The other problem is with viral vector based gene therapy is you can’t have it again. You develop antibodies which prevent it from working again, and it could cause a dangerous immune response.
Then there’s the cost. My single treatment cost $3 million as part of a clinical trial, and lasted about 3 years. Normally, it costs about $1 million a year for my normal factor product, which I had to go back on. So I guess it was a wash and it was nice to be free of the medication for a few years. But it’s definitely not perfect and has its own limitations.
Isn't this a bit contradictory? I mean, if they insert copies of working genes into the cell, it is in nuclear DNA, so when the cells divide, the daughter cells carry the new gene?
I can imagine other cases, for example, progenitor cells were not infected, cells that do not divide, etc...
Thanks for any answer
There are techniques that work on modifying nuclear DNA but from my understanding it's much harder (like using CRISPR) and has a lot more risks for things like causing cancer due to off-site editing.
The scales that this technology works is mind-boggling. 10^12 to 10^14 per kg of body weight of individual viral particles that all must do the same thing, and work correctly at scale. Even a few errors could cause serious problems.
As anecdata, Luxturna costs north of a quarter of a million per vial, it treats a fairly rare disease (Leber congenital amaurosis). Roche still poured millions into development.
Bio-tech, specially in a Medical field, is a very difficult business. The strategy for must startups is to get bought by a very large pharma company. The issue is that these companies often run out of runway, specially when dealing with later pre-clinical, clinical, and regulatory costs.

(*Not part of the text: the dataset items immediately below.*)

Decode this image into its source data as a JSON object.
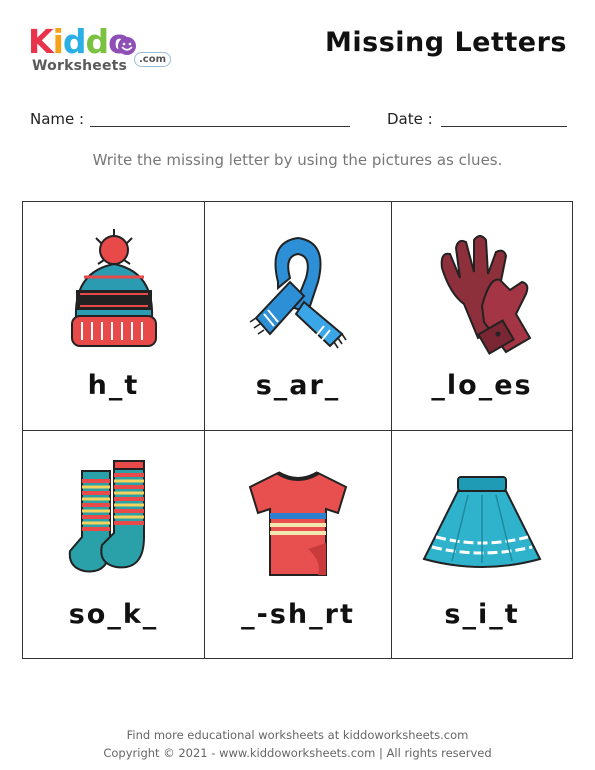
{
  "logo": {
    "kiddo": [
      "K",
      "i",
      "d",
      "d",
      "o"
    ],
    "kiddo_colors": [
      "#e8334a",
      "#f7a21b",
      "#2ab0e6",
      "#7cc242",
      "#8e4fb6"
    ],
    "worksheets": "Worksheets",
    "dotcom": ".com"
  },
  "title": "Missing Letters",
  "fields": {
    "name_label": "Name :",
    "date_label": "Date :"
  },
  "instruction": "Write the missing letter by using the pictures as clues.",
  "items": [
    {
      "icon": "beanie-hat-icon",
      "word": "h_t"
    },
    {
      "icon": "scarf-icon",
      "word": "s_ar_"
    },
    {
      "icon": "gloves-icon",
      "word": "_lo_es"
    },
    {
      "icon": "socks-icon",
      "word": "so_k_"
    },
    {
      "icon": "t-shirt-icon",
      "word": "_-sh_rt"
    },
    {
      "icon": "skirt-icon",
      "word": "s_i_t"
    }
  ],
  "footer": {
    "line1": "Find more educational worksheets at kiddoworksheets.com",
    "line2": "Copyright © 2021 - www.kiddoworksheets.com  |  All rights reserved"
  }
}
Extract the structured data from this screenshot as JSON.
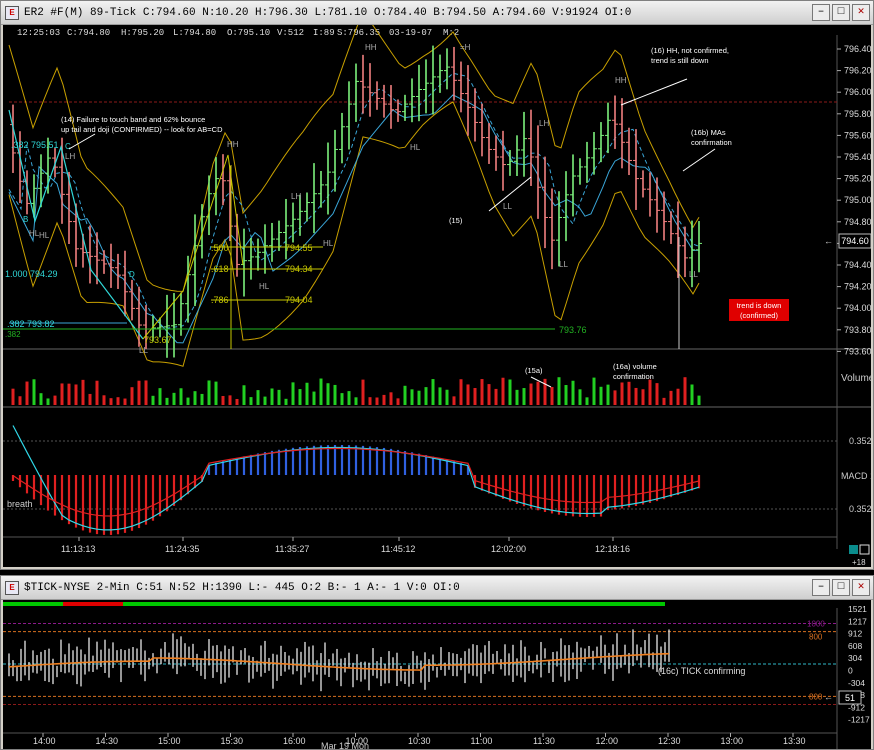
{
  "top_window": {
    "title": "ER2 #F(M) 89-Tick C:794.60 N:10.20 H:796.30 L:781.10 O:784.40 B:794.50 A:794.60 V:91924 OI:0",
    "info_bar": [
      "12:25:03",
      "C:794.80",
      "H:795.20",
      "L:794.80",
      "O:795.10",
      "V:512",
      "I:89",
      "S:796.35",
      "03-19-07",
      "M:2"
    ],
    "price_axis": [
      "796.40",
      "796.20",
      "796.00",
      "795.80",
      "795.60",
      "795.40",
      "795.20",
      "795.00",
      "794.80",
      "794.60",
      "794.40",
      "794.20",
      "794.00",
      "793.80",
      "793.60"
    ],
    "current_price_label": "794.60",
    "time_axis": [
      "11:13:13",
      "11:24:35",
      "11:35:27",
      "11:45:12",
      "12:02:00",
      "12:18:16"
    ],
    "volume_label": "Volume",
    "macd_label": "MACD 1",
    "macd_levels": [
      "0.352",
      "0.352"
    ],
    "breath_label": "breath",
    "corner_label": "+18",
    "trend_box": [
      "trend is down",
      "(confirmed)"
    ],
    "annotations": {
      "a14": [
        "(14) Failure to touch band and 62% bounce",
        "up tail and doji (CONFIRMED) -- look for AB=CD"
      ],
      "a15": "(15)",
      "a15a": "(15a)",
      "a16": [
        "(16) HH, not confirmed,",
        "trend is still down"
      ],
      "a16b": [
        "(16b) MAs",
        "confirmation"
      ],
      "a16a": [
        "(16a) volume",
        "confirmation"
      ]
    },
    "swing_labels": [
      "HH",
      "=H",
      "HH",
      "HH",
      "LH",
      "LH",
      "LH",
      "HL",
      "HL",
      "HL",
      "HL",
      "LL",
      "LL",
      "LL",
      "LL",
      "B",
      "C",
      "D",
      "HL"
    ],
    "fib_labels": {
      "l382a": ".382 795.51",
      "l1000": "1.000 794.29",
      "l382b": ".382 793.82",
      "l382c": ".382",
      "p793_67": "793.67",
      "p793_76": "793.76",
      "r500": ".500",
      "r618": ".618",
      "r786": ".786",
      "v794_55": "794.55",
      "v794_34": "794.34",
      "v794_04": "794.04"
    }
  },
  "bottom_window": {
    "title": "$TICK-NYSE 2-Min C:51 N:52 H:1390 L:- 445 O:2 B:- 1 A:- 1 V:0 OI:0",
    "y_axis": [
      "1521",
      "1217",
      "912",
      "608",
      "304",
      "0",
      "-304",
      "-608",
      "-912",
      "-1217"
    ],
    "level_labels": [
      "1000",
      "800",
      "800"
    ],
    "current_label": "51",
    "time_axis": [
      "14:00",
      "14:30",
      "15:00",
      "15:30",
      "16:00",
      "10:00",
      "10:30",
      "11:00",
      "11:30",
      "12:00",
      "12:30",
      "13:00",
      "13:30"
    ],
    "date_label": "Mar 19 Mon",
    "annotation": "(16c) TICK confirming"
  }
}
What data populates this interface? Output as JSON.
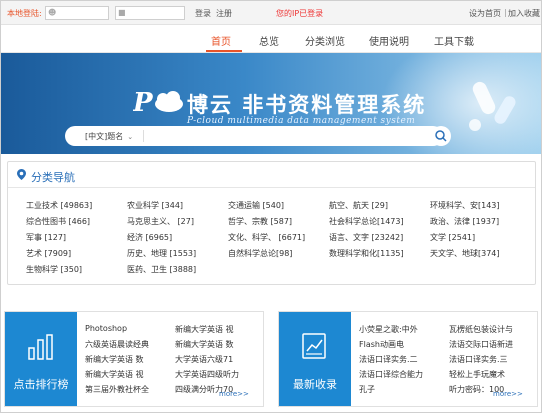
{
  "topbar": {
    "local_login_label": "本地登陆:",
    "login_link": "登录",
    "register_link": "注册",
    "ip_status": "您的IP已登录",
    "set_homepage": "设为首页",
    "add_favorite": "加入收藏",
    "separator": "|"
  },
  "nav": {
    "items": [
      {
        "label": "首页"
      },
      {
        "label": "总览"
      },
      {
        "label": "分类浏览"
      },
      {
        "label": "使用说明"
      },
      {
        "label": "工具下载"
      }
    ]
  },
  "banner": {
    "title": "博云 非书资料管理系统",
    "subtitle": "P-cloud  multimedia data management system",
    "search_scope": "[中文]题名"
  },
  "category": {
    "title": "分类导航",
    "items": [
      "工业技术 [49863]",
      "农业科学 [344]",
      "交通运输 [540]",
      "航空、航天 [29]",
      "环境科学、安[143]",
      "综合性图书 [466]",
      "马克思主义、 [27]",
      "哲学、宗教 [587]",
      "社会科学总论[1473]",
      "政治、法律 [1937]",
      "军事 [127]",
      "经济 [6965]",
      "文化、科学、 [6671]",
      "语言、文字 [23242]",
      "文学 [2541]",
      "艺术 [7909]",
      "历史、地理 [1553]",
      "自然科学总论[98]",
      "数理科学和化[1135]",
      "天文学、地球[374]",
      "生物科学 [350]",
      "医药、卫生 [3888]"
    ]
  },
  "panels": {
    "ranking": {
      "label": "点击排行榜",
      "col1": [
        "Photoshop",
        "六级英语晨读经典",
        "新编大学英语 数",
        "新编大学英语 视",
        "第三届外教社杯全"
      ],
      "col2": [
        "新编大学英语 视",
        "新编大学英语 数",
        "大学英语六级71",
        "大学英语四级听力",
        "四级满分听力70"
      ],
      "more": "more>>"
    },
    "latest": {
      "label": "最新收录",
      "col1": [
        "小荧星之歌:中外",
        "Flash动画电",
        "法语口译实务.二",
        "法语口译综合能力",
        "孔子"
      ],
      "col2": [
        "瓦楞纸包装设计与",
        "法语交际口语新进",
        "法语口译实务.三",
        "轻松上手玩魔术",
        "听力密码：100"
      ],
      "more": "more>>"
    }
  }
}
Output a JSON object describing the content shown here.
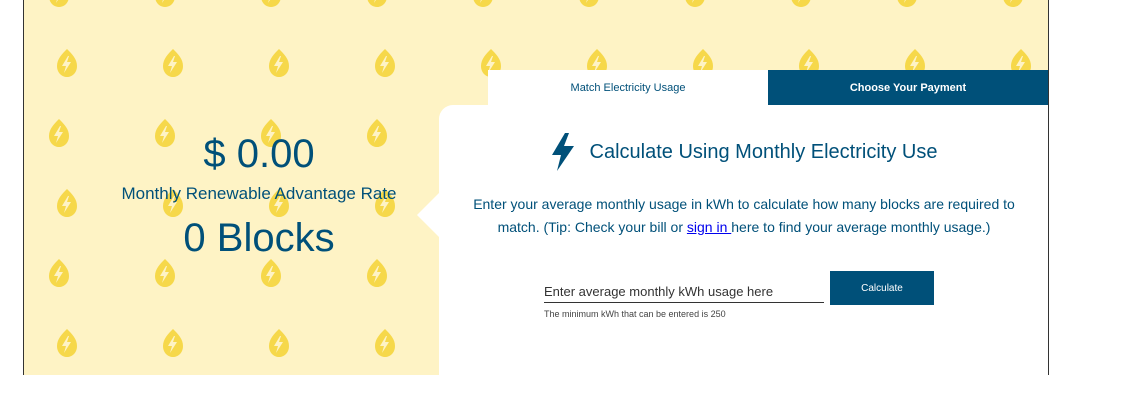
{
  "summary": {
    "amount": "$ 0.00",
    "rate_label": "Monthly Renewable Advantage Rate",
    "blocks": "0 Blocks"
  },
  "tabs": [
    {
      "label": "Match Electricity Usage",
      "active": true
    },
    {
      "label": "Choose Your Payment",
      "active": false
    }
  ],
  "card": {
    "title": "Calculate Using Monthly Electricity Use",
    "description_before": "Enter your average monthly usage in kWh to calculate how many blocks are required to match. (Tip: Check your bill or ",
    "sign_in_link": "sign in ",
    "description_after": "here to find your average monthly usage.)",
    "input_placeholder": "Enter average monthly kWh usage here",
    "input_value": "",
    "hint": "The minimum kWh that can be entered is 250",
    "button_label": "Calculate"
  },
  "colors": {
    "brand": "#005079",
    "background_pattern": "#fef3c5",
    "bolt_pattern": "#f6d84a",
    "link": "#0000ee"
  },
  "icons": {
    "title_icon": "lightning-bolt-icon",
    "pattern_icon": "leaf-bolt-icon"
  }
}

> Bluebird Bio, once a leader with three FDA-approved gene therapies, sold itself to private equity for around $30 million earlier this year, a 99.7% decline from their all-time-high $10b valuation
*investment* is there, market isn't
I'd love to know if anyone knows what a solution to this problem might look like.

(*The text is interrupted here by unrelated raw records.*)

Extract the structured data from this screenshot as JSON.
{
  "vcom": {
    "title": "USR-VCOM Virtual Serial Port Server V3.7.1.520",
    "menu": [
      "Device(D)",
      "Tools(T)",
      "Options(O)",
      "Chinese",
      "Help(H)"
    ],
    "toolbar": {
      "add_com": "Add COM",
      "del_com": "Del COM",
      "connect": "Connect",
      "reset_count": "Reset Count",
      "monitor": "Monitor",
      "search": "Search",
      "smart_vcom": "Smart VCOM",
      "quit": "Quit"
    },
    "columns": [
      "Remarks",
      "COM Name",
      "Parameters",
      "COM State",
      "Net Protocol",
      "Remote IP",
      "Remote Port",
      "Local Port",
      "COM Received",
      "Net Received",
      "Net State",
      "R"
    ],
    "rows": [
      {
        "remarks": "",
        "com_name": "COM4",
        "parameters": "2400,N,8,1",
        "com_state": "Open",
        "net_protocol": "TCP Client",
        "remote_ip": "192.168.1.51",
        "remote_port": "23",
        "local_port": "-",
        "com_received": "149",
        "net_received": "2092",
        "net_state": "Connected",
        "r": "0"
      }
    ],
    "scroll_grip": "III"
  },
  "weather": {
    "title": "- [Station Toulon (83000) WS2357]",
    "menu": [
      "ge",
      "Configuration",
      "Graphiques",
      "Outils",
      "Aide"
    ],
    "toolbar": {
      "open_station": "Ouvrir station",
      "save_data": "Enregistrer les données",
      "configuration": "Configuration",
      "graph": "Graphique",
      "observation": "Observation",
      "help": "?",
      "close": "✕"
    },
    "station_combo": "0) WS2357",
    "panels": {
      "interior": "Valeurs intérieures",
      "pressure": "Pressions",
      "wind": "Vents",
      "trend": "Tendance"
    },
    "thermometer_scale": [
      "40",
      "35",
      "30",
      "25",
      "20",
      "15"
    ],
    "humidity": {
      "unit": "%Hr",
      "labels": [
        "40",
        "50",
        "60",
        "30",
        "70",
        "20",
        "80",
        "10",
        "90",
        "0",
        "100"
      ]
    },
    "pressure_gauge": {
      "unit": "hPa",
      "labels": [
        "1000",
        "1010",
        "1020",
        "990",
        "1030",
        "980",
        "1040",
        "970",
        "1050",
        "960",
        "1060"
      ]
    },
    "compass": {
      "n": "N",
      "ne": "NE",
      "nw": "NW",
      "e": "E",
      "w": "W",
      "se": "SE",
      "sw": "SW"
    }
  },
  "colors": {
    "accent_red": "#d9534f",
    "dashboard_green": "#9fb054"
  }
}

We're kind of going in the right direction forcing open access of publicly funded research, but there's a lot more to do. And a big step backward with the insanity of the current administration which we can only hope will end soon enough.
The only thing that could work is either have a natural public monopoly on the health sector (for essentials) with direct democratic control measures (otherwise the "beancounters" will corrupt it) or just pour public money on it and hope it sticks. It's pretty obvious by now that the market won't regulate itself and will not care if people die. If it's not profitable enough they won't care (and by they I mean the abstraction of individuals who would care but are on distance by capital/stakeholders or psychopaths).
It’s pretty rare, but there is gene therapy in the works promising 2027 timeline or so for availability.